Working model illustrating how maternal YAP regulates trophectoderm integrity to facilitate porcine blastocyst development. In the TE epithelium, inactivation of hippo signaling induces the translocation of cytoplasmic YAP into the nucleus, which in turn binds to TEAD family proteins to form a transcriptional complex.
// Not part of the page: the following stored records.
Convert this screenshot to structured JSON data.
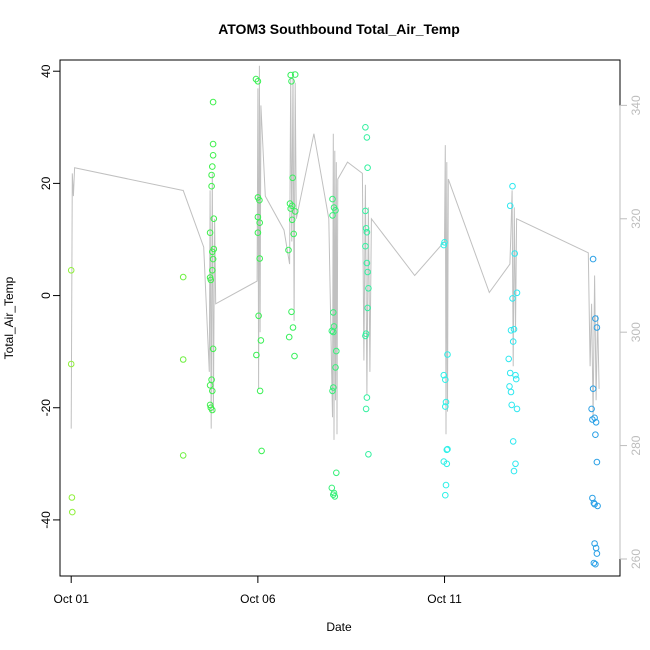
{
  "chart_data": {
    "type": "scatter",
    "title": "ATOM3 Southbound Total_Air_Temp",
    "xlabel": "Date",
    "ylabel": "Total_Air_Temp",
    "x_range_days": [
      -0.3,
      14.7
    ],
    "ylim": [
      -50,
      42
    ],
    "y2lim": [
      257,
      348
    ],
    "x_ticks": [
      {
        "day": 0,
        "label": "Oct 01"
      },
      {
        "day": 5,
        "label": "Oct 06"
      },
      {
        "day": 10,
        "label": "Oct 11"
      }
    ],
    "y_ticks": [
      -40,
      -20,
      0,
      20,
      40
    ],
    "y2_ticks": [
      260,
      280,
      300,
      320,
      340
    ],
    "grid": false,
    "points": [
      {
        "x": 0.0,
        "y": 4.5,
        "color": "#8ff03a"
      },
      {
        "x": 0.0,
        "y": -12.2,
        "color": "#8ff03a"
      },
      {
        "x": 0.02,
        "y": -36.0,
        "color": "#8ff03a"
      },
      {
        "x": 0.03,
        "y": -38.6,
        "color": "#8ff03a"
      },
      {
        "x": 3.0,
        "y": 3.3,
        "color": "#6ef040"
      },
      {
        "x": 3.0,
        "y": -11.4,
        "color": "#6ef040"
      },
      {
        "x": 3.0,
        "y": -28.5,
        "color": "#6ef040"
      },
      {
        "x": 3.8,
        "y": 34.5,
        "color": "#3ef04c"
      },
      {
        "x": 3.8,
        "y": 27.0,
        "color": "#3ef04c"
      },
      {
        "x": 3.8,
        "y": 25.0,
        "color": "#3ef04c"
      },
      {
        "x": 3.78,
        "y": 23.0,
        "color": "#3ef04c"
      },
      {
        "x": 3.76,
        "y": 21.5,
        "color": "#3ef04c"
      },
      {
        "x": 3.76,
        "y": 19.5,
        "color": "#3ef04c"
      },
      {
        "x": 3.82,
        "y": 13.7,
        "color": "#3ef04c"
      },
      {
        "x": 3.72,
        "y": 11.2,
        "color": "#3ef04c"
      },
      {
        "x": 3.82,
        "y": 8.3,
        "color": "#3ef04c"
      },
      {
        "x": 3.78,
        "y": 7.8,
        "color": "#3ef04c"
      },
      {
        "x": 3.8,
        "y": 6.5,
        "color": "#3ef04c"
      },
      {
        "x": 3.78,
        "y": 4.5,
        "color": "#3ef04c"
      },
      {
        "x": 3.72,
        "y": 3.2,
        "color": "#3ef04c"
      },
      {
        "x": 3.74,
        "y": 2.8,
        "color": "#3ef04c"
      },
      {
        "x": 3.8,
        "y": -9.5,
        "color": "#3ef04c"
      },
      {
        "x": 3.72,
        "y": -16.0,
        "color": "#3ef04c"
      },
      {
        "x": 3.76,
        "y": -15.0,
        "color": "#3ef04c"
      },
      {
        "x": 3.78,
        "y": -17.0,
        "color": "#3ef04c"
      },
      {
        "x": 3.72,
        "y": -19.5,
        "color": "#3ef04c"
      },
      {
        "x": 3.74,
        "y": -20.0,
        "color": "#3ef04c"
      },
      {
        "x": 3.78,
        "y": -20.4,
        "color": "#3ef04c"
      },
      {
        "x": 4.95,
        "y": 38.6,
        "color": "#38f052"
      },
      {
        "x": 5.0,
        "y": 38.2,
        "color": "#38f052"
      },
      {
        "x": 5.0,
        "y": 17.5,
        "color": "#38f052"
      },
      {
        "x": 5.04,
        "y": 17.0,
        "color": "#38f052"
      },
      {
        "x": 5.0,
        "y": 14.0,
        "color": "#38f052"
      },
      {
        "x": 5.05,
        "y": 13.0,
        "color": "#38f052"
      },
      {
        "x": 5.0,
        "y": 11.2,
        "color": "#38f052"
      },
      {
        "x": 5.05,
        "y": 6.6,
        "color": "#38f052"
      },
      {
        "x": 5.02,
        "y": -3.6,
        "color": "#38f052"
      },
      {
        "x": 5.08,
        "y": -8.0,
        "color": "#38f052"
      },
      {
        "x": 4.96,
        "y": -10.6,
        "color": "#38f052"
      },
      {
        "x": 5.06,
        "y": -17.0,
        "color": "#38f052"
      },
      {
        "x": 5.1,
        "y": -27.7,
        "color": "#38f052"
      },
      {
        "x": 5.88,
        "y": 39.3,
        "color": "#38f05c"
      },
      {
        "x": 6.0,
        "y": 39.4,
        "color": "#38f05c"
      },
      {
        "x": 5.9,
        "y": 38.2,
        "color": "#38f05c"
      },
      {
        "x": 5.93,
        "y": 21.0,
        "color": "#38f05c"
      },
      {
        "x": 5.86,
        "y": 16.4,
        "color": "#38f05c"
      },
      {
        "x": 5.92,
        "y": 16.0,
        "color": "#38f05c"
      },
      {
        "x": 5.88,
        "y": 15.5,
        "color": "#38f05c"
      },
      {
        "x": 6.0,
        "y": 15.0,
        "color": "#38f05c"
      },
      {
        "x": 5.96,
        "y": 11.0,
        "color": "#38f05c"
      },
      {
        "x": 5.92,
        "y": 13.5,
        "color": "#38f05c"
      },
      {
        "x": 5.82,
        "y": 8.1,
        "color": "#38f05c"
      },
      {
        "x": 5.9,
        "y": -2.9,
        "color": "#38f05c"
      },
      {
        "x": 5.94,
        "y": -5.7,
        "color": "#38f05c"
      },
      {
        "x": 5.84,
        "y": -7.4,
        "color": "#38f05c"
      },
      {
        "x": 5.98,
        "y": -10.8,
        "color": "#38f05c"
      },
      {
        "x": 7.0,
        "y": 17.2,
        "color": "#36f078"
      },
      {
        "x": 7.04,
        "y": 15.7,
        "color": "#36f078"
      },
      {
        "x": 7.08,
        "y": 15.2,
        "color": "#36f078"
      },
      {
        "x": 7.0,
        "y": 14.3,
        "color": "#36f078"
      },
      {
        "x": 7.02,
        "y": -3.0,
        "color": "#36f078"
      },
      {
        "x": 7.04,
        "y": -5.5,
        "color": "#36f078"
      },
      {
        "x": 6.98,
        "y": -6.3,
        "color": "#36f078"
      },
      {
        "x": 7.02,
        "y": -6.5,
        "color": "#36f078"
      },
      {
        "x": 7.1,
        "y": -9.9,
        "color": "#36f078"
      },
      {
        "x": 7.08,
        "y": -12.8,
        "color": "#36f078"
      },
      {
        "x": 7.02,
        "y": -16.4,
        "color": "#36f078"
      },
      {
        "x": 7.0,
        "y": -17.0,
        "color": "#36f078"
      },
      {
        "x": 7.1,
        "y": -31.6,
        "color": "#36f078"
      },
      {
        "x": 6.98,
        "y": -34.3,
        "color": "#36f078"
      },
      {
        "x": 7.02,
        "y": -35.5,
        "color": "#36f078"
      },
      {
        "x": 7.06,
        "y": -35.8,
        "color": "#36f078"
      },
      {
        "x": 7.04,
        "y": -35.2,
        "color": "#36f078"
      },
      {
        "x": 7.88,
        "y": 30.0,
        "color": "#34f0a0"
      },
      {
        "x": 7.92,
        "y": 28.2,
        "color": "#34f0a0"
      },
      {
        "x": 7.94,
        "y": 22.8,
        "color": "#34f0a0"
      },
      {
        "x": 7.88,
        "y": 15.1,
        "color": "#34f0a0"
      },
      {
        "x": 7.9,
        "y": 12.0,
        "color": "#34f0a0"
      },
      {
        "x": 7.92,
        "y": 11.3,
        "color": "#34f0a0"
      },
      {
        "x": 7.88,
        "y": 8.8,
        "color": "#34f0a0"
      },
      {
        "x": 7.92,
        "y": 5.8,
        "color": "#34f0a0"
      },
      {
        "x": 7.94,
        "y": 4.2,
        "color": "#34f0a0"
      },
      {
        "x": 7.96,
        "y": 1.3,
        "color": "#34f0a0"
      },
      {
        "x": 7.94,
        "y": -2.2,
        "color": "#34f0a0"
      },
      {
        "x": 7.9,
        "y": -6.8,
        "color": "#34f0a0"
      },
      {
        "x": 7.88,
        "y": -7.2,
        "color": "#34f0a0"
      },
      {
        "x": 7.92,
        "y": -18.2,
        "color": "#34f0a0"
      },
      {
        "x": 7.9,
        "y": -20.2,
        "color": "#34f0a0"
      },
      {
        "x": 7.96,
        "y": -28.3,
        "color": "#34f0a0"
      },
      {
        "x": 10.0,
        "y": 9.5,
        "color": "#2ef0e8"
      },
      {
        "x": 9.98,
        "y": 9.0,
        "color": "#2ef0e8"
      },
      {
        "x": 10.08,
        "y": -10.5,
        "color": "#2ef0e8"
      },
      {
        "x": 9.98,
        "y": -14.2,
        "color": "#2ef0e8"
      },
      {
        "x": 10.02,
        "y": -15.0,
        "color": "#2ef0e8"
      },
      {
        "x": 10.04,
        "y": -19.0,
        "color": "#2ef0e8"
      },
      {
        "x": 10.02,
        "y": -19.8,
        "color": "#2ef0e8"
      },
      {
        "x": 10.06,
        "y": -27.5,
        "color": "#2ef0e8"
      },
      {
        "x": 10.08,
        "y": -27.4,
        "color": "#2ef0e8"
      },
      {
        "x": 9.98,
        "y": -29.6,
        "color": "#2ef0e8"
      },
      {
        "x": 10.06,
        "y": -30.0,
        "color": "#2ef0e8"
      },
      {
        "x": 10.04,
        "y": -33.8,
        "color": "#2ef0e8"
      },
      {
        "x": 10.02,
        "y": -35.6,
        "color": "#2ef0e8"
      },
      {
        "x": 11.82,
        "y": 19.5,
        "color": "#2ee8f0"
      },
      {
        "x": 11.76,
        "y": 16.0,
        "color": "#2ee8f0"
      },
      {
        "x": 11.88,
        "y": 7.5,
        "color": "#2ee8f0"
      },
      {
        "x": 11.94,
        "y": 0.5,
        "color": "#2ee8f0"
      },
      {
        "x": 11.82,
        "y": -0.5,
        "color": "#2ee8f0"
      },
      {
        "x": 11.78,
        "y": -6.2,
        "color": "#2ee8f0"
      },
      {
        "x": 11.86,
        "y": -6.0,
        "color": "#2ee8f0"
      },
      {
        "x": 11.84,
        "y": -8.2,
        "color": "#2ee8f0"
      },
      {
        "x": 11.72,
        "y": -11.3,
        "color": "#2ee8f0"
      },
      {
        "x": 11.76,
        "y": -13.8,
        "color": "#2ee8f0"
      },
      {
        "x": 11.9,
        "y": -14.2,
        "color": "#2ee8f0"
      },
      {
        "x": 11.92,
        "y": -14.9,
        "color": "#2ee8f0"
      },
      {
        "x": 11.74,
        "y": -16.2,
        "color": "#2ee8f0"
      },
      {
        "x": 11.78,
        "y": -17.2,
        "color": "#2ee8f0"
      },
      {
        "x": 11.8,
        "y": -19.5,
        "color": "#2ee8f0"
      },
      {
        "x": 11.94,
        "y": -20.2,
        "color": "#2ee8f0"
      },
      {
        "x": 11.84,
        "y": -26.0,
        "color": "#2ee8f0"
      },
      {
        "x": 11.9,
        "y": -30.0,
        "color": "#2ee8f0"
      },
      {
        "x": 11.86,
        "y": -31.3,
        "color": "#2ee8f0"
      },
      {
        "x": 13.98,
        "y": 6.5,
        "color": "#2aa0e6"
      },
      {
        "x": 14.04,
        "y": -4.1,
        "color": "#2aa0e6"
      },
      {
        "x": 14.08,
        "y": -5.7,
        "color": "#2aa0e6"
      },
      {
        "x": 13.98,
        "y": -16.6,
        "color": "#2aa0e6"
      },
      {
        "x": 13.94,
        "y": -20.2,
        "color": "#2aa0e6"
      },
      {
        "x": 13.96,
        "y": -22.1,
        "color": "#2aa0e6"
      },
      {
        "x": 14.02,
        "y": -21.8,
        "color": "#2aa0e6"
      },
      {
        "x": 14.06,
        "y": -22.6,
        "color": "#2aa0e6"
      },
      {
        "x": 14.04,
        "y": -24.8,
        "color": "#2aa0e6"
      },
      {
        "x": 14.08,
        "y": -29.7,
        "color": "#2aa0e6"
      },
      {
        "x": 13.96,
        "y": -36.1,
        "color": "#2aa0e6"
      },
      {
        "x": 14.0,
        "y": -37.0,
        "color": "#2aa0e6"
      },
      {
        "x": 14.02,
        "y": -37.2,
        "color": "#2aa0e6"
      },
      {
        "x": 14.1,
        "y": -37.5,
        "color": "#2aa0e6"
      },
      {
        "x": 14.02,
        "y": -44.2,
        "color": "#2aa0e6"
      },
      {
        "x": 14.06,
        "y": -45.0,
        "color": "#2aa0e6"
      },
      {
        "x": 14.08,
        "y": -46.0,
        "color": "#2aa0e6"
      },
      {
        "x": 14.0,
        "y": -47.7,
        "color": "#2aa0e6"
      },
      {
        "x": 14.04,
        "y": -47.9,
        "color": "#2aa0e6"
      }
    ],
    "secondary_series": {
      "color": "#c0c0c0",
      "axis": "right",
      "x": [
        0.0,
        0.03,
        0.06,
        0.09,
        2.98,
        3.0,
        3.55,
        3.7,
        3.72,
        3.75,
        3.78,
        3.81,
        3.84,
        3.87,
        4.98,
        5.0,
        5.02,
        5.04,
        5.06,
        5.08,
        5.2,
        5.7,
        5.85,
        5.88,
        5.91,
        5.94,
        5.97,
        6.0,
        6.03,
        6.5,
        6.9,
        7.0,
        7.02,
        7.04,
        7.06,
        7.08,
        7.1,
        7.12,
        7.14,
        7.4,
        7.8,
        7.84,
        7.88,
        7.92,
        7.96,
        8.0,
        8.04,
        9.2,
        10.0,
        10.02,
        10.04,
        10.06,
        10.08,
        10.1,
        11.2,
        11.75,
        11.78,
        11.81,
        11.84,
        11.87,
        11.9,
        11.93,
        13.85,
        13.9,
        13.94,
        13.98,
        14.02,
        14.06,
        14.1,
        14.14
      ],
      "y": [
        283,
        328,
        324,
        329,
        325,
        325,
        315,
        293,
        325,
        283,
        328,
        286,
        320,
        305,
        309,
        343,
        290,
        347,
        300,
        340,
        324,
        318,
        312,
        345,
        316,
        346,
        302,
        344,
        320,
        335,
        320,
        285,
        335,
        281,
        332,
        288,
        330,
        282,
        327,
        330,
        328,
        295,
        326,
        289,
        322,
        293,
        320,
        310,
        316,
        333,
        282,
        330,
        286,
        327,
        307,
        312,
        318,
        325,
        294,
        322,
        300,
        320,
        314,
        294,
        305,
        285,
        310,
        288,
        303,
        290
      ]
    }
  }
}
The YAP-containing complex positively regulates the expression of genes (black) that are important for lineage commitment (CDX2, TEAD4, OCT4, and SOX2), TJ assembly (OCLN, CLDN4, CLDN6, CDH1, TJP1, and TJP2), and fluid accumulation (ATP1B1 encoding Na/K-ATPase, AQP3 encoding H₂O transporter). The complex also negatively regulates the expression of two genes (red) encoding Na/K-ATPase (ATP1A1, ATP1B3). Collectively, YAP is necessary for the establishment of TJ junction complexes between TE cells and Na/K pumps and H₂O pumps between the apical domain and basolateral domains to promote paracellular sealing and blastocoel formation.